The banking regulator has warned Albania’s new government that it will face “increased” risks in the housing market as interest rates rise.
Key points:
- The banking, insurance and pensions regulator has prepared a dossier for the government entering in May
- The document warned the Albanian government that housing market risks were “increased” due to rising rates
- APRA said banks were well placed to weather a downturn in housing, although ‘a number of households’ would be in ‘financial distress’
The warning came in the new government package prepared for the new Labor government when it took office in May, and was made public following a freedom of information request by the Australian Financial Review.
The 48-page document set out a range of issues that APRA was examining in the banking, insurance and pensions sectors it regulates, but housing came to the fore.
“Risks in housing markets are heightened,” the report warns.
“A prolonged period of historically low interest rates has led to strong house price growth in recent years, which has been high compared to advanced economies around the world. Levels of household debt relative to income are also high, both historically and internationally.”
Even though interest rates had only just started to rise in May when the report was written, APRA warned that more expensive mortgages would put some borrowers in financial difficulty.
“The faster-than-expected emergence of inflationary pressures and a rising interest rate environment is likely to strain household balance sheets and put a number of households in financial difficulty,” he said. he noted.
“Low interest rates have, on the whole, helped borrowers build up substantial mortgage repayment cushions. Nevertheless, a number will experience loan repayment shocks [particularly those on very low fixed rates] as interest rates rise.
“More generally, high interest rates will reduce borrowing capacity, increasing the likelihood of falling house prices in Australia.”
The following sentence was removed from the FOI because it was either an opinion, recommendation or advice, or because it was part of a deliberative process.
Soaring interest rates ‘risk causing housing market to plummet’

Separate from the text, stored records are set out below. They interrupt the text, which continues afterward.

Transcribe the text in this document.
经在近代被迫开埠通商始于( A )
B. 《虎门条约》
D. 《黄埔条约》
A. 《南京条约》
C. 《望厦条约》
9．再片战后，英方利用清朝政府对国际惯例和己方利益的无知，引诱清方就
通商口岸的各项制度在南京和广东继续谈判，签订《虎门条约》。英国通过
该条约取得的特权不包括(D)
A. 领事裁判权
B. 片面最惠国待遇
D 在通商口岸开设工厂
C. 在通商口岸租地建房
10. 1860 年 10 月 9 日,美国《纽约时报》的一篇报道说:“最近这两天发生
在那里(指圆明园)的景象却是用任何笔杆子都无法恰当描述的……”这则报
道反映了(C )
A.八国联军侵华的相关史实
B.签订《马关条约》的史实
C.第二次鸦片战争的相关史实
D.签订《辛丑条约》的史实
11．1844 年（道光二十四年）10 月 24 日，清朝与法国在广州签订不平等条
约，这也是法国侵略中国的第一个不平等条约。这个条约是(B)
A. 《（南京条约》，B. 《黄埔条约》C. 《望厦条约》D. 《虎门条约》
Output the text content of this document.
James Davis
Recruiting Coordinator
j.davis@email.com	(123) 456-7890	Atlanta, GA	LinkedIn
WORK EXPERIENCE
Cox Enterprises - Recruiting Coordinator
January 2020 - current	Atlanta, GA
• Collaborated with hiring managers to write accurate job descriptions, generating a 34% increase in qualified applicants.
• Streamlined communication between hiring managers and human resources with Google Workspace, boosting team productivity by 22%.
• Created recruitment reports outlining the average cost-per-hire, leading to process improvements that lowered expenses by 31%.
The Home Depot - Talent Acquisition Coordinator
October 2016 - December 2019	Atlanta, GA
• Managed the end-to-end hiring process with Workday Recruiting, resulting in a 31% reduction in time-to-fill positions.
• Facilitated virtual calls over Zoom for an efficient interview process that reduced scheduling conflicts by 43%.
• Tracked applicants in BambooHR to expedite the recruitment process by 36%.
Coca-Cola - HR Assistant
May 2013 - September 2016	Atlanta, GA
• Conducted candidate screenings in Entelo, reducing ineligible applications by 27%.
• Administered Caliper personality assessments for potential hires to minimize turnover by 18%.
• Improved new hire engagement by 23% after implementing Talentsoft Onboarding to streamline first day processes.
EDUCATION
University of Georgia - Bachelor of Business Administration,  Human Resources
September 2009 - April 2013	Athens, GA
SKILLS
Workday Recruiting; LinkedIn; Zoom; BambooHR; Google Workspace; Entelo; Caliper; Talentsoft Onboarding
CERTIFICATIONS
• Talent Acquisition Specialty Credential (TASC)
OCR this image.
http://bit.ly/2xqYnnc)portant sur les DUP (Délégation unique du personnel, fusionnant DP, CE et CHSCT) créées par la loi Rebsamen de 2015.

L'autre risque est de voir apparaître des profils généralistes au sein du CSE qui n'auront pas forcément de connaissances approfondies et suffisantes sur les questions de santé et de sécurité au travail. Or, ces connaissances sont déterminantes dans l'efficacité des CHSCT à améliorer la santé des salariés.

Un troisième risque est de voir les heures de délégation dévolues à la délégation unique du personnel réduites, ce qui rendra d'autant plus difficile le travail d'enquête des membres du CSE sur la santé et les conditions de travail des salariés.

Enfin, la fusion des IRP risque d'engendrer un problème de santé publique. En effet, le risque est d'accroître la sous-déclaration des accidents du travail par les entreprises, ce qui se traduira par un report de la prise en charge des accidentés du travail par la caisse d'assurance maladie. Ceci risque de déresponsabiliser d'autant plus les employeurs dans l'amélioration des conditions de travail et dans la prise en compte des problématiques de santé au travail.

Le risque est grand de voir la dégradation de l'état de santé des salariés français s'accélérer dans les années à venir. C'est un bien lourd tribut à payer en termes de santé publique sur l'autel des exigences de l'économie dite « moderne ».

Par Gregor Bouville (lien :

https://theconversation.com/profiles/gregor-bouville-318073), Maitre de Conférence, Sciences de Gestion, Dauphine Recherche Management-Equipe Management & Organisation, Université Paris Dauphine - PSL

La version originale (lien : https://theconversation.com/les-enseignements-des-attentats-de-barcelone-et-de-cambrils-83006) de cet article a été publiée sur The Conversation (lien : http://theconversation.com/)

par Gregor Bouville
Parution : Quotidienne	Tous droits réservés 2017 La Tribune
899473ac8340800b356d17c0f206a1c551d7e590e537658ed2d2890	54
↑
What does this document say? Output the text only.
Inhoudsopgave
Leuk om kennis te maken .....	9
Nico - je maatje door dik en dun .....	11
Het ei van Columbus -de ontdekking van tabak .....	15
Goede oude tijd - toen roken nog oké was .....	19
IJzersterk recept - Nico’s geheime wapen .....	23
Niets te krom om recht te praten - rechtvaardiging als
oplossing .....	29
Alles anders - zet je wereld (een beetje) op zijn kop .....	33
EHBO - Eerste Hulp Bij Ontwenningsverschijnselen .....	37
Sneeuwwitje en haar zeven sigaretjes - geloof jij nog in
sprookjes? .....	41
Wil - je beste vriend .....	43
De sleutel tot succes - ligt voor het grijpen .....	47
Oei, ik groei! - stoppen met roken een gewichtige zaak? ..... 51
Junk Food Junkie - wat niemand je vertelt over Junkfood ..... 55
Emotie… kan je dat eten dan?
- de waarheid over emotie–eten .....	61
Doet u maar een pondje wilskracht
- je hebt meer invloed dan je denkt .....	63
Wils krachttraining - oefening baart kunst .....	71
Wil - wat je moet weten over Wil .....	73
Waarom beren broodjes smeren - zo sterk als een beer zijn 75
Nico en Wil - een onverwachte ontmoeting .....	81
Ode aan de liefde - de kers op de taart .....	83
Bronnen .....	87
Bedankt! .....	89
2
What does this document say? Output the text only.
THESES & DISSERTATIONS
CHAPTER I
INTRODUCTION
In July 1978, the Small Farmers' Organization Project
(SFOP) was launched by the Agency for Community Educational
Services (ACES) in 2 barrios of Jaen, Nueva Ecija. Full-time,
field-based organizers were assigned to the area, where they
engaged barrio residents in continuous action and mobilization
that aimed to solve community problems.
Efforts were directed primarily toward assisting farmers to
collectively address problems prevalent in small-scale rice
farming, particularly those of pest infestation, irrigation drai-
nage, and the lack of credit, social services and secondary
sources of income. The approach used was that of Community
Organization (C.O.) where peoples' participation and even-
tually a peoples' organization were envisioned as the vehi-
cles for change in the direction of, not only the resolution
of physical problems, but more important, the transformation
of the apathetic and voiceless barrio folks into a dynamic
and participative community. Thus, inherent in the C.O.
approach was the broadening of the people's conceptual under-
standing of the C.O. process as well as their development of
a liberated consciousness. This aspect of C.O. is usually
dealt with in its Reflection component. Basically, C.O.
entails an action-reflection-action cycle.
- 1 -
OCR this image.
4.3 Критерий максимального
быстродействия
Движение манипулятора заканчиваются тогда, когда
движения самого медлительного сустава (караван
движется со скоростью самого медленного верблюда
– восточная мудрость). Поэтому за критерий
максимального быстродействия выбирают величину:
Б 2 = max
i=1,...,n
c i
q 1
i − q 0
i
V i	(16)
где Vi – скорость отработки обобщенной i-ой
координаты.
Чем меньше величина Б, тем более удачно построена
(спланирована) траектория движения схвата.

Recent figures from CoreLogic show house prices in Sydney have fallen nearly 2% over the past month, with prices in Melbourne also falling sharply and slowdowns emerging in other major cities.
Many economists, including those at big banks, are now predicting more than 15% falls in house prices nationwide, with some warnings about the risk of much larger falls.
AMP Chief Economist Shane Oliver said house prices in Sydney are now falling at their fastest monthly rate since the mid-1980s after a 1.25 percentage point rise in interest rates interest from the Reserve Bank since early May.
“That, combined with falling real incomes, will dampen consumer spending going forward,” he recently warned.
“The rise in the cash rate to the level of around 3.5% expected by the money market risks collapsing the real estate market and therefore the economy.
“So we remain of the view that rates won’t be that high.”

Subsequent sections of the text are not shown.